Néanmoins tout s’expliquait, par cette supposition que le voyageur s’était trompé d’un jour dans l’événement de sorte que notre ami n’hésita pas à transmettre la fameuse nouvelle dans toutes les tavernes et les boutiques qui se trouvèrent sur sa route. Dieu sait ce qu’il lui en coûta de cigares espagnols dans ces diverses narrations. Comme il était le premier à mettre cette histoire en circulation, on l’accablait de tant de questions qu’il ne put faire autrement que d’ajouter quelques traits au récit primitif pour composer un ensemble satisfaisant.

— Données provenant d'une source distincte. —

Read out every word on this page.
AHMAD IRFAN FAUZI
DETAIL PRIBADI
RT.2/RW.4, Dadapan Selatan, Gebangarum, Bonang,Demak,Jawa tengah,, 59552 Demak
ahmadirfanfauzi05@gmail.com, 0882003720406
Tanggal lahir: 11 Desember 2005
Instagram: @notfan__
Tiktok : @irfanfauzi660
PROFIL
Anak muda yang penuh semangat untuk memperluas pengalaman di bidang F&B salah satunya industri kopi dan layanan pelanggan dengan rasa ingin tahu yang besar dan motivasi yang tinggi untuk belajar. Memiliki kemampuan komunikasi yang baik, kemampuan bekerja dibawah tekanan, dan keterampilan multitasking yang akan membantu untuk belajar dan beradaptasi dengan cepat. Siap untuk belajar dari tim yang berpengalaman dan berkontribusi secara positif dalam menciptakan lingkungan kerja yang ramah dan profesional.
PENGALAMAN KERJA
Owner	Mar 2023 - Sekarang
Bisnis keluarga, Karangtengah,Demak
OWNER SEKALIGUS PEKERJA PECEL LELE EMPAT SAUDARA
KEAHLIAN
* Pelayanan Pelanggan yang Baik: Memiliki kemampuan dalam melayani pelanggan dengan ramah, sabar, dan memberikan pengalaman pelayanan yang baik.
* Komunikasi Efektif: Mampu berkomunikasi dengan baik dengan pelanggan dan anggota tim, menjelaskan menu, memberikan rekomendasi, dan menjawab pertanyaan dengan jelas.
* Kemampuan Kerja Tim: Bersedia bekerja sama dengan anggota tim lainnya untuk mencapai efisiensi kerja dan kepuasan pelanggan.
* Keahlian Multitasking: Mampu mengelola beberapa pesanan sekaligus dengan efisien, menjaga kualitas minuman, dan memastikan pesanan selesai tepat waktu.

Une circonstance imprévue vint corroborer les faits qu’il rapportait.

M. Higginbotham était négociant, et un de ses anciens commis à qui Dominique racontait l’événement attesta que le vieux gentleman avait coutume de retourner chez lui en traversant son verger, vers la tombée de la nuit, avec de l’argent et des valeurs de commerce dans sa poche. Le commis parut du reste médiocrement chagrin du malheur arrivé à son ancien patron, donnant à entendre — ce que le colporteur savait de longue date — que le défunt était d’un caractère difficile, et plus serré qu’un étau. La fortune revenait, disait-on, à sa nièce, charmante personne, qui dirigeait un pensionnat à Kimbalton.